Herzog, an eclectic director, writer, producer and actor, is best known for his many documentaries, including “My Best Fiend,” “Grizzly Man” and “Encounters at the End of the World,” which was nominated for an Oscar in 2009. His documentary films often feature a steady stream of meditative and sometimes tangential narration recorded by the director himself.
In a press release, the festival’s artistic director, Carlo Chatrian, praised Herzog’s versatility of genre and production value:
“Over the course of his long career, Herzog has proved adept at moving between fiction and documentary, low-budget productions and films featuring major stars but without ever losing a clear sense of identity. If awards are not only recognitions but also a way of signaling the future, I think that Werner Herzog is the most appropriate person to signpost the way forward the Festival wishes to take. A notion of cinema as an act that both involves and radically affects those who make it and those who see it.”

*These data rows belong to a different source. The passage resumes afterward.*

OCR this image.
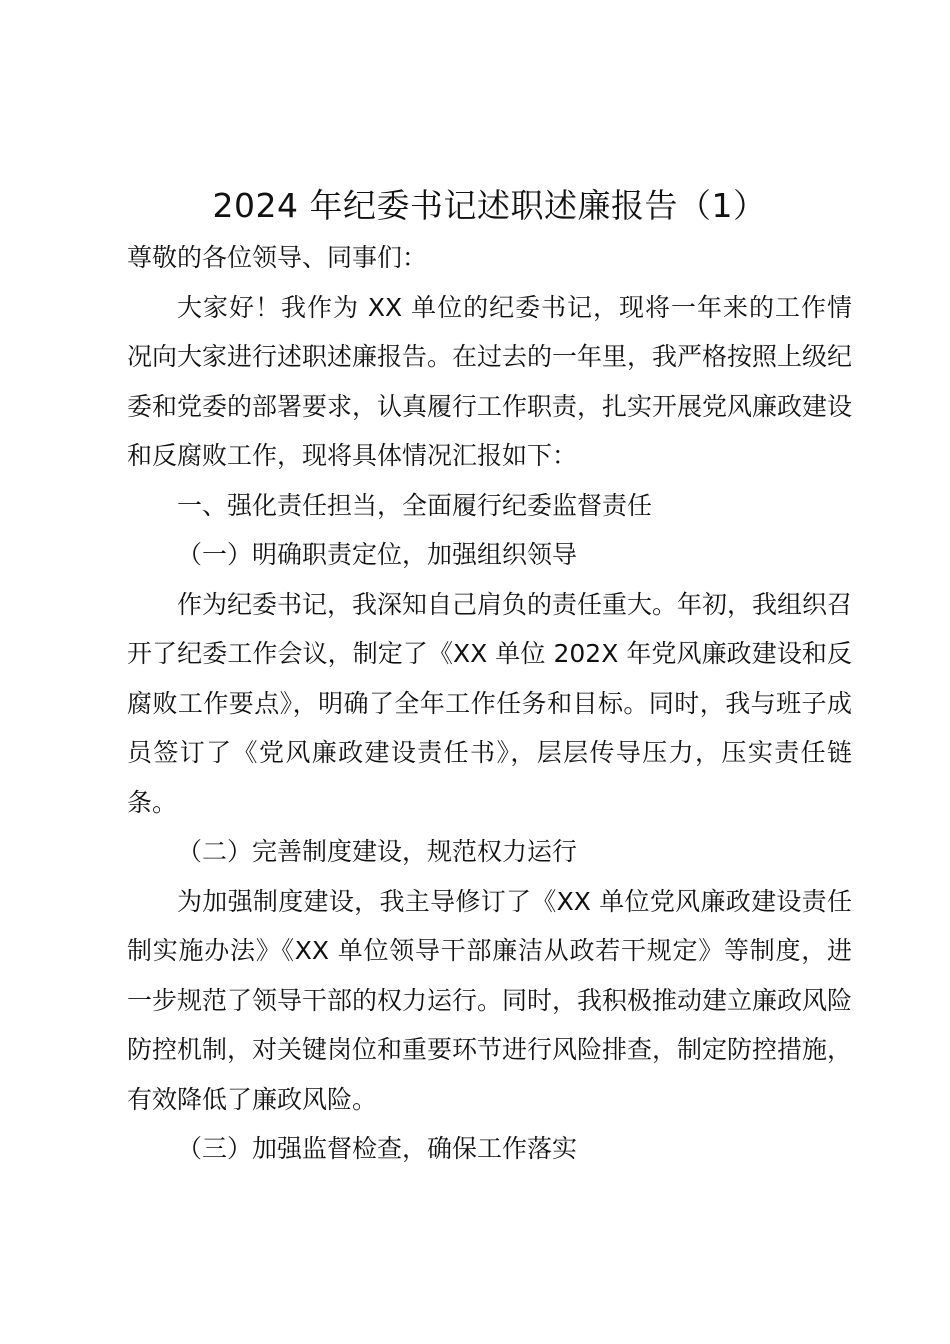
2024 年纪委书记述职述廉报告（1）

尊敬的各位领导、同事们：

大家好！我作为 XX 单位的纪委书记，现将一年来的工作情况向大家进行述职述廉报告。在过去的一年里，我严格按照上级纪委和党委的部署要求，认真履行工作职责，扎实开展党风廉政建设和反腐败工作，现将具体情况汇报如下：

一、强化责任担当，全面履行纪委监督责任

（一）明确职责定位，加强组织领导

作为纪委书记，我深知自己肩负的责任重大。年初，我组织召开了纪委工作会议，制定了《XX 单位 202X 年党风廉政建设和反腐败工作要点》，明确了全年工作任务和目标。同时，我与班子成员签订了《党风廉政建设责任书》，层层传导压力，压实责任链条。

（二）完善制度建设，规范权力运行

为加强制度建设，我主导修订了《XX 单位党风廉政建设责任制实施办法》《XX 单位领导干部廉洁从政若干规定》等制度，进一步规范了领导干部的权力运行。同时，我积极推动建立廉政风险防控机制，对关键岗位和重要环节进行风险排查，制定防控措施，有效降低了廉政风险。

（三）加强监督检查，确保工作落实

The Pardo d’onore (Italian for ‘Leopard of Honor’) is a lifetime achievement award the Locarno festival has given out since 1989; previous winners include Bernardo Bertolucci, Abbas Kiarostami, Sydney Pollack and, last year, Leos Carax. Since 2009, the award has been sponsored by Swisscom, a telecommunications firm.
In addition to an awards ceremony that will take place in Locarno’s Piazza Grande, the festival will screen 10 of Herzog’s films, including “Even Dwarves Started Small,” “Fizcarraldo,” and “Grizzly Man.” Herzog will also take part in a public Q&A with Grazia Paganelli, who co-authored a study of the German filmmaker.
This year’s Locarno Film Festival, the 66th, will take place from August 7-17.